The comparison of specific pathogens is even more revealing. While P. aeruginosa was the most frequent isolate, its prevalence was four times higher in BAL (27.86%) than in sputum (7.14%) (p<0.001). Similar highly significant discrepancies were found for Acinetobacter baumannii and E. coli—all organisms frequently associated with hospital-acquired infections, prior antibiotic exposure, and chronic respiratory disease [22]. Sputum, in these cases, critically underestimated the true pathogen load and incidence of these Gram-negative organisms in the lower airway. The detection of pathogens exclusively in BAL (e.g., C. freundii, P. fluorescens) further validates BAL's indispensable role in identifying high-risk pathogens that might be entirely missed by non-invasive methods, leading to inappropriate empirical therapy [23].
Conversely, organisms such as Staphylococcus aureus and Streptococcus pneumoniae showed no significant difference between sputum and BAL (p>0.05). This suggests that these organisms may colonize both upper and lower airways or represent true infections detectable by both methods, potentially making sputum a more reliable initial screen for these specific typical pathogens.
The antibiotic sensitivity analysis revealed an alarming degree of antimicrobial resistance, particularly among the prevalent Gram-negative isolates detected by BAL. For instance, Acinetobacter baumannii showed complete resistance to macrolides in BAL. The observed resistance patterns, such as the high rates in P. aeruginosa, reflect evolving local AMR trends. Given the magnitude of discordance, relying solely on sputum to determine the infection's true susceptibility profile is highly risky and likely contributes to the overuse of broad-spectrum antibiotics.

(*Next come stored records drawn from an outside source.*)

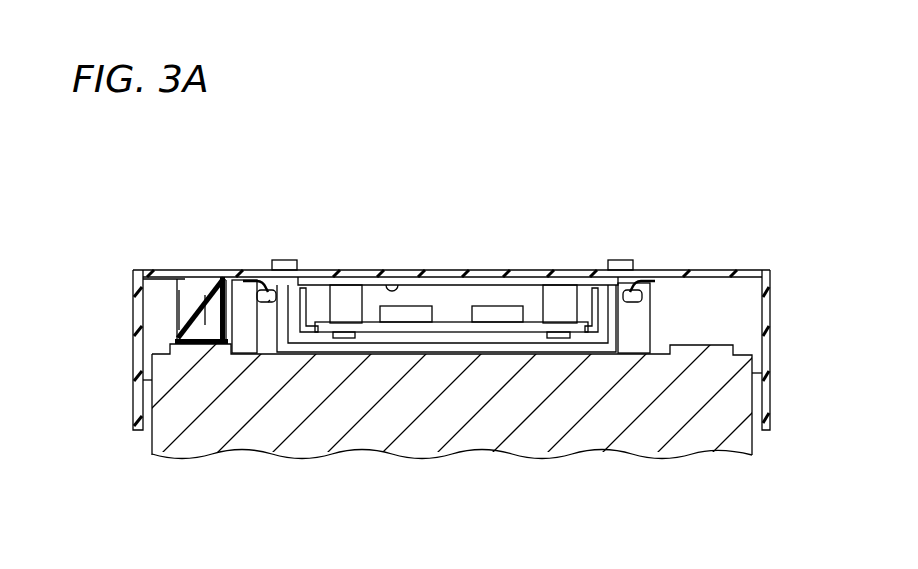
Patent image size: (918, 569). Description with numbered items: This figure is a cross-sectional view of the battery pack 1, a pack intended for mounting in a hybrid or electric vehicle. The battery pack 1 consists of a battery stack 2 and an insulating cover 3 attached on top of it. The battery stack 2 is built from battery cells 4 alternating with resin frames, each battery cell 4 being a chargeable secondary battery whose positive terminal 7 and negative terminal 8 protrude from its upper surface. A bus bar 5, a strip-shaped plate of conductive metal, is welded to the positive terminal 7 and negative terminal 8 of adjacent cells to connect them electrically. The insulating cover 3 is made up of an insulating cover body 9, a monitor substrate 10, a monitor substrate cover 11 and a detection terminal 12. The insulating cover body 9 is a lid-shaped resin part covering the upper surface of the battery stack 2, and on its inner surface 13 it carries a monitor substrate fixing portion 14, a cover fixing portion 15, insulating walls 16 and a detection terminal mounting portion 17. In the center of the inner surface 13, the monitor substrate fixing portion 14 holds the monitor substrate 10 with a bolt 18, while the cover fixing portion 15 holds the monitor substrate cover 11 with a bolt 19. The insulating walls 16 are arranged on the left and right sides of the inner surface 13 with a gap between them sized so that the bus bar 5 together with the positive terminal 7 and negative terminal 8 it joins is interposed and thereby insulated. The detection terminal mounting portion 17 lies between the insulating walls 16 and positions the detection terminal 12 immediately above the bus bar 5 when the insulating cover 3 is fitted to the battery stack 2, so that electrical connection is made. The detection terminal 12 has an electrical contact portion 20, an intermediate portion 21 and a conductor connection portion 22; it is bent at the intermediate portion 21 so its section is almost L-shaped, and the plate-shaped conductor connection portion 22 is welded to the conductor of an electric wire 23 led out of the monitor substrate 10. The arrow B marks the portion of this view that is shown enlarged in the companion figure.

The battery pack 1 is at (697, 183).
The battery stack 2 is at (402, 350).
The battery cell 4 is at (143, 398).
The insulating cover 3 is at (471, 236).
The insulating cover body 9 is at (728, 268).
The bus bar 5 is at (178, 338).
The positive terminal 7 is at (450, 380).
The negative terminal 8 is at (168, 347).
The arrow B is at (196, 363).
The monitor substrate 10 is at (453, 322).
The monitor substrate cover 11 is at (496, 343).
The detection terminal 12 is at (270, 181).
The inner surface 13 is at (393, 285).
The monitor substrate fixing portion 14 is at (347, 288).
The cover fixing portion 15 is at (283, 268).
The insulating wall 16 is at (258, 335).
The detection terminal mounting portion 17 is at (170, 292).
The bolt 18 is at (560, 340).
The bolt 19 is at (268, 302).
The electrical contact portion 20 is at (190, 328).
The intermediate portion 21 is at (206, 305).
The conductor connection portion 22 is at (224, 300).
The electric wire 23 is at (258, 290).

In conclusion, while non-invasive sputum remains the practical first-line sample, its inherent diagnostic limitations, particularly the high false-negative rate for critical Gram-negative pathogens, are a major concern. The findings strongly advocate for a lower threshold for performing BAL in selected patient groups—especially those with chronic lung disease, history of smoking/alcohol use, prior antibiotic exposure, or severe illness—to secure a precise microbiological diagnosis and enable effective, pathogen-directed therapy, thereby improving patient outcomes and reinforcing antimicrobial stewardship [24].
This study establishes a statistically significant bacteriological discordance between sputum and bronchoalveolar lavage (BAL) cultures in adult patients with suspected LRTIs. Sputum yielded a high false-negative rate (75.00%) and severely underestimated the prevalence of clinically relevant Gram-negative pathogens, specifically Pseudomonas aeruginosa, Acinetobacter baumannii, and E. coli, all of which were detected significantly more frequently in BAL (p<0.001). The antimicrobial susceptibility data from BAL highlight a substantial burden of resistance, necessitating accurate culture results for targeted therapy. While sputum is a convenient first-line test, BAL is demonstrably superior and is essential for definitive microbiological diagnosis, particularly in a cohort with high comorbidity burden. We recommend incorporating BAL when sputum is inconclusive, to optimize patient management, enhance antimicrobial stewardship, and limit the spread of multidrug-resistant organisms.